Тут бы как раз в тему была бы извечная сентенция — «суд учтет сотрудничество во время следствия» — но шеф жандармов понимал, что на преступнике очень много крови и, главное, император Николай I на злодее очень сердит. В общем Бенкендорф молчал, не желая лгать и создавать мнимые иллюзии пощады монарха, и подследственный тоже стал все чаще глухо молчать на задаваемые вопросы.

Увидев, кто пришел на допрос (они представились), Савин удивился (кто его арестовал, а теперь допрашивает!), но все равно продолжал молчать.

Хотя допрашивать таких молчунов Константин Николаевич умел хорошо, имея большой опыт еще в далеком теперь уже XXI веке. Так что плавали, знаем. С разрешения Александра Христофоровича он перевел ведение допроса на себя. Сразу же объявил:

— Наш монарший повелитель вряд ли помилует тебя, Савин, слишком много на тебе мерзости и невинной крови.

Арестант, забывшись, рванулся к князю, но железные массивные цепи его удержали. Надо ведь, а все-таки надеялся! Вот и хорошо, значит, необходимо дальше давить. Арестант же, поняв, что ему ничего уже не поможет, потух, сел обратно на металлическую, прибитую к полу табуретку.

— А вот ухудшить скорую казнь может, — как ни в чем не бывало продолжил князь, — ты ведь знаешь, наверное, в наше цивилизованное столетие простонародных преступников обычно вешают, виновных дворян, паче чаяния, — расстреливают. Тебе, как ты понимаешь, грозит петля. Легкая и скорая, в общем-то, смерть. Особенно, если шейный хребет сломается. Чихнуть не успеешь, как около святого Петра окажешься.

— Фу, пакость какая, — не выдержала Елена Федоровна, — князь, я бы попросила вас. Ведь рядом с вами сидит скромная девушка!

На этот раз Константин Николаевич не собирался ей уступать. Он на казенной службе и работает с кровавым преступником. Невинные же девушки могут идти под домашнее крылышко.

— А вас, сударыня, я бы попросил посидеть в приемной, — предложил он, — или, дежурная карета отвезет вас обратно. Да, Александр Христофорович? Если, конечно, своя пролетка вдруг сломалась.

— Разумеется, — поддержал князя Бенкендорф, — кроме того, секретарь в приемной может напоить вас чаем, сударыня! Не очень вкусный, зато горячий и пользительный.

«Фу, какие твердолобые мужчины», — надула губы Елена Федоровна. Она бы и сразу ушла, не дурочка, понимает, что злодей и жандармы будут говорить про кровь и грабежи невинных жертв. Но здесь сидел ее будущий любимый муж, а начавшийся допрос развивался так интересно, хотя и жутко.

— Нет, я останусь, — твердо решила вслух Елена Федоровна, а про себя продолжила: «А тебе я отомщу, мой любезный муж. Ты у меня замучаешься просить прощения, фу-у!».

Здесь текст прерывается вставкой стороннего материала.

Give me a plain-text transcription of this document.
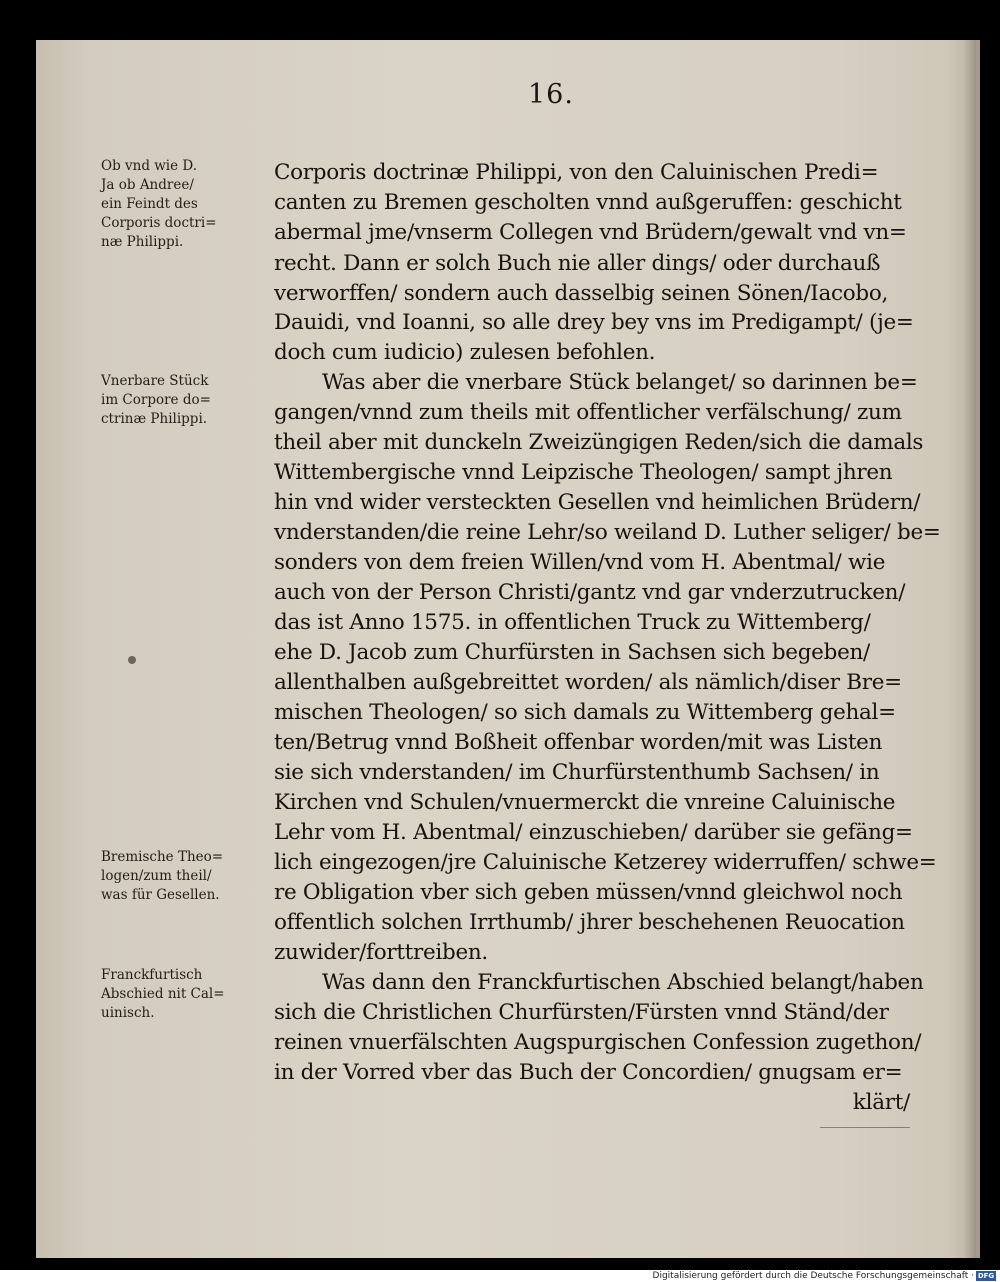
16.
Ob vnd wie D.
Ja ob Andree/
ein Feindt des
Corporis doctri=
næ Philippi.
Vnerbare Stück
im Corpore do=
ctrinæ Philippi.
Bremische Theo=
logen/zum theil/
was für Gesellen.
Franckfurtisch
Abschied nit Cal=
uinisch.
Corporis doctrinæ Philippi, von den Caluinischen Predi=
canten zu Bremen gescholten vnnd außgeruffen: geschicht
abermal jme/vnserm Collegen vnd Brüdern/gewalt vnd vn=
recht. Dann er solch Buch nie aller dings/ oder durchauß
verworffen/ sondern auch dasselbig seinen Sönen/Iacobo,
Dauidi, vnd Ioanni, so alle drey bey vns im Predigampt/ (je=
doch cum iudicio) zulesen befohlen.
Was aber die vnerbare Stück belanget/ so darinnen be=
gangen/vnnd zum theils mit offentlicher verfälschung/ zum
theil aber mit dunckeln Zweizüngigen Reden/sich die damals
Wittembergische vnnd Leipzische Theologen/ sampt jhren
hin vnd wider versteckten Gesellen vnd heimlichen Brüdern/
vnderstanden/die reine Lehr/so weiland D. Luther seliger/ be=
sonders von dem freien Willen/vnd vom H. Abentmal/ wie
auch von der Person Christi/gantz vnd gar vnderzutrucken/
das ist Anno 1575. in offentlichen Truck zu Wittemberg/
ehe D. Jacob zum Churfürsten in Sachsen sich begeben/
allenthalben außgebreittet worden/ als nämlich/diser Bre=
mischen Theologen/ so sich damals zu Wittemberg gehal=
ten/Betrug vnnd Boßheit offenbar worden/mit was Listen
sie sich vnderstanden/ im Churfürstenthumb Sachsen/ in
Kirchen vnd Schulen/vnuermerckt die vnreine Caluinische
Lehr vom H. Abentmal/ einzuschieben/ darüber sie gefäng=
lich eingezogen/jre Caluinische Ketzerey widerruffen/ schwe=
re Obligation vber sich geben müssen/vnnd gleichwol noch
offentlich solchen Irrthumb/ jhrer beschehenen Reuocation
zuwider/forttreiben.
Was dann den Franckfurtischen Abschied belangt/haben
sich die Christlichen Churfürsten/Fürsten vnnd Ständ/der
reinen vnuerfälschten Augspurgischen Confession zugethon/
in der Vorred vber das Buch der Concordien/ gnugsam er=
klärt/
Digitalisierung gefördert durch die Deutsche Forschungsgemeinschaft · DFG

Подождав немного и убедившись, что он победил (дома, скорее всего, они продолжат спор, причем на более яростной ноте) князь продолжил:

— Но ты сам себе сильно ухудшил ситуацию, разыграв легенду о вервольфе. А оборотней не вешают. Их жгут на медленном огне, чтобы дальше мучались. И, я слышал, многие любезные петербуржцы просят его императорское величество именно сжечь вервольфа, опасаясь, что, если его просто повесить, то он может вернуться с того света. Хочешь гореть?

Савин от таких извести еще более осунулся, снова завел свою песню:

— Да ведь мне все равно помирать…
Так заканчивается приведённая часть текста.